Friday, June 12, 2020
The Literati by Edgar Allan Poe
Nothing if not critical
Given the macabre tales he wrote, and the rumors (some of them unfounded) of his alcoholic lifestyle and erratic behavior, it is easy to imagine Edgar Allan Poe as a deranged recluse shut up in a garret with no friend but his pen. On the contrary, however, Poe was a hard-working author and an active member of the literary community. In addition to his poetry and fiction, Poe penned many essays, articles, and reviews for literary journals. In 1846, for a magazine called Godey’s Lady’s Book, Poe wrote a series of articles entitled “The Literati of New York City,” in which he profiled various men and women of letters, critiqued their work, and even described their physical appearance and personalities. In 1850 these profiles, along with other articles of literary criticism by Poe, were collected in The Works of the Late Edgar Allan Poe, Volume III, under the collective title of The Literati. This volume is also included in the Delphi Classics ebook collection Complete Works of Edgar Allan Poe, published in 2011.

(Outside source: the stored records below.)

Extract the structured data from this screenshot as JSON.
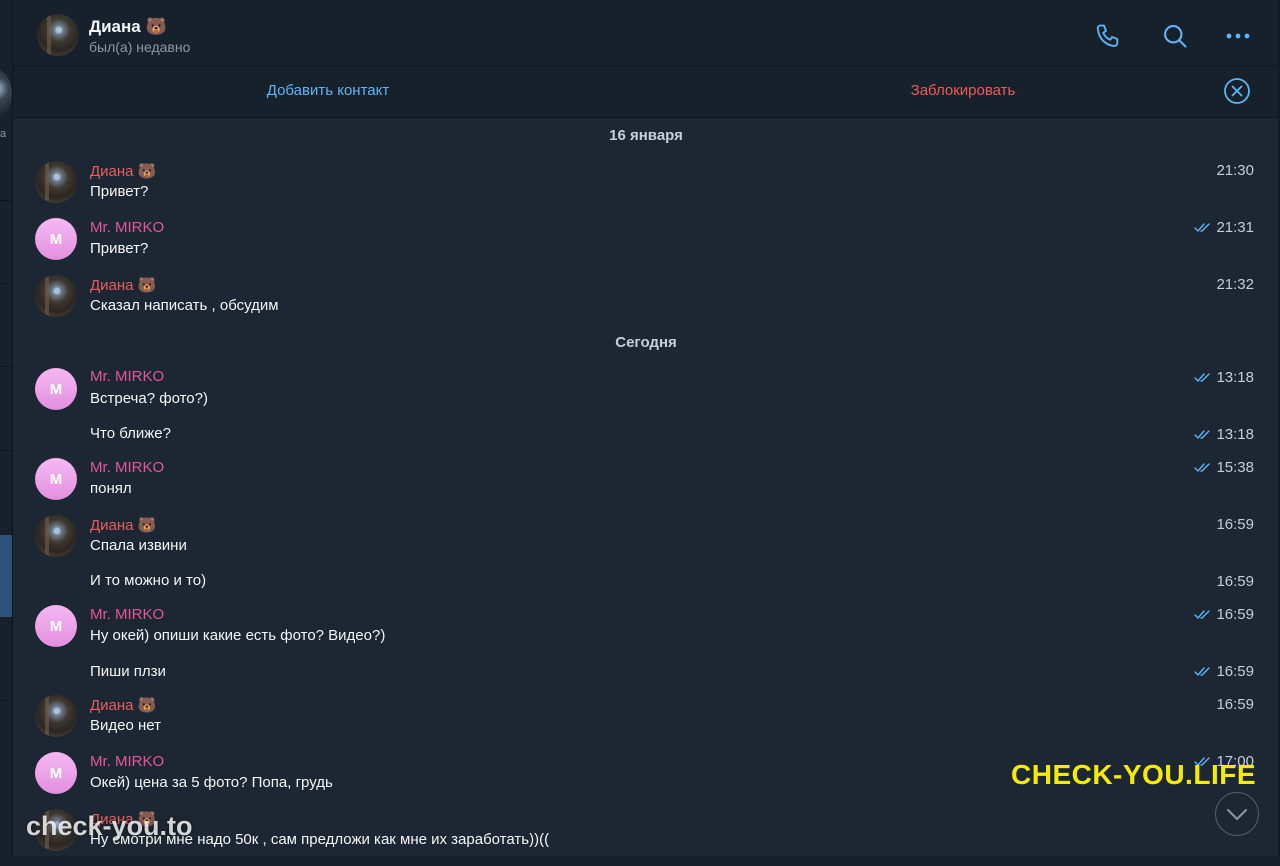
{
  "header": {
    "name": "Диана 🐻",
    "status": "был(а) недавно",
    "icons": [
      "phone-icon",
      "search-icon",
      "more-icon"
    ]
  },
  "action_bar": {
    "add_contact": "Добавить контакт",
    "block": "Заблокировать"
  },
  "left_pane": {
    "letter": "а"
  },
  "avatar_letter": "M",
  "colors": {
    "accent": "#5eb5f7",
    "danger": "#ec5b5b",
    "sender_diana": "#e75e5e",
    "sender_mirko": "#e2569d",
    "background": "#1d2733",
    "panel": "#17212b"
  },
  "dates": [
    "16 января",
    "Сегодня"
  ],
  "messages": [
    {
      "sender": "Диана 🐻",
      "text": "Привет?",
      "time": "21:30",
      "read": false
    },
    {
      "sender": "Mr. MIRKO",
      "text": "Привет?",
      "time": "21:31",
      "read": true
    },
    {
      "sender": "Диана 🐻",
      "text": "Сказал написать , обсудим",
      "time": "21:32",
      "read": false
    },
    {
      "sender": "Mr. MIRKO",
      "text": "Встреча? фото?)",
      "time": "13:18",
      "read": true
    },
    {
      "sender": "",
      "text": "Что ближе?",
      "time": "13:18",
      "read": true
    },
    {
      "sender": "Mr. MIRKO",
      "text": "понял",
      "time": "15:38",
      "read": true
    },
    {
      "sender": "Диана 🐻",
      "text": "Спала извини",
      "time": "16:59",
      "read": false
    },
    {
      "sender": "",
      "text": "И то можно и то)",
      "time": "16:59",
      "read": false
    },
    {
      "sender": "Mr. MIRKO",
      "text": "Ну окей) опиши какие есть фото? Видео?)",
      "time": "16:59",
      "read": true
    },
    {
      "sender": "",
      "text": "Пиши плзи",
      "time": "16:59",
      "read": true
    },
    {
      "sender": "Диана 🐻",
      "text": "Видео нет",
      "time": "16:59",
      "read": false
    },
    {
      "sender": "Mr. MIRKO",
      "text": "Окей) цена за 5 фото? Попа, грудь",
      "time": "17:00",
      "read": true
    },
    {
      "sender": "Диана 🐻",
      "text": "Ну смотри мне надо 50к , сам предложи как мне их заработать))((",
      "time": "",
      "read": false
    }
  ],
  "watermarks": {
    "yellow": "CHECK-YOU.LIFE",
    "white": "check-you.to"
  }
}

Of the roughly 75 writers critiqued by Poe, only a few still stand as household literary names today: Nathaniel Hawthorne, Henry Wadsworth Longfellow, James Fenimore Cooper, Elizabeth Barrett Browning, Charles Dickens. Habitual readers of classic lit will likely recognize several others, but most of Poe’s contemporaries have largely faded from memory. Probably about three-quarters of the authors Poe discusses are poets first and foremost, though Poe does cover some novelists and short story writers as well. His view of the New York world of letters is even broad enough to include journal editors, a physician who gives scientific lectures, and clergymen who write religious works. About a quarter of the authors are women, several of whom garner high praise from Poe. From his descriptions, Poe seems to have been acquainted with many of these figures, though he makes it hard to tell which may have been friends and which enemies.
The fact is, whether reviewing an ally or a foe, Poe could be a brutal critic. He frequently asserts that a critic is not obligated to point out the merits of a work of art or literature but is duty-bound to point out its faults. In other words, even if Poe likes your work, he’ll still harp on your shortcomings. Though he says Longfellow may be America’s greatest poet, Poe still considers him overrated and spends a large, tedious portion of the collection accusing Longfellow of plagiarism. Poe proclaims Richard Henry Horne’s epic poem Orion to be the greatest poem ever written, but only after having spent about 15 pages lambasting Horne’s grammar, rhyme, meter, and imagery. With fans like Poe, who needs enemies? The only writer who gets unequivocal praise is Nathaniel Hawthorne, who was still relatively unknown at the time, and Poe thought he was greatly underrated. Though a born Bostonian, Poe has little regard for his fellow Bay Staters, the Transcendentalists, whom he regards as the “merest nobodies, fatiguing even themselves.”
As a fan of 19th century literature, I was hoping Poe’s critical essays might turn me on to some lesser-known fiction writers. Since Poe focuses so much on poetry, however, that hope didn’t really pan out. The sheer quantity and length of these essays was more than I bargained for, but I still found them interesting and educational. The Literati really provides the reader with a glimpse of Poe’s idiosyncratic personality and venomous sense of humor, but most fans of Poe’s fiction would find these articles irrelevant to an appreciation of his stories. Those studying poetry, however, would do well to read Poe’s criticism, if for no other reason than to learn how not to write verse.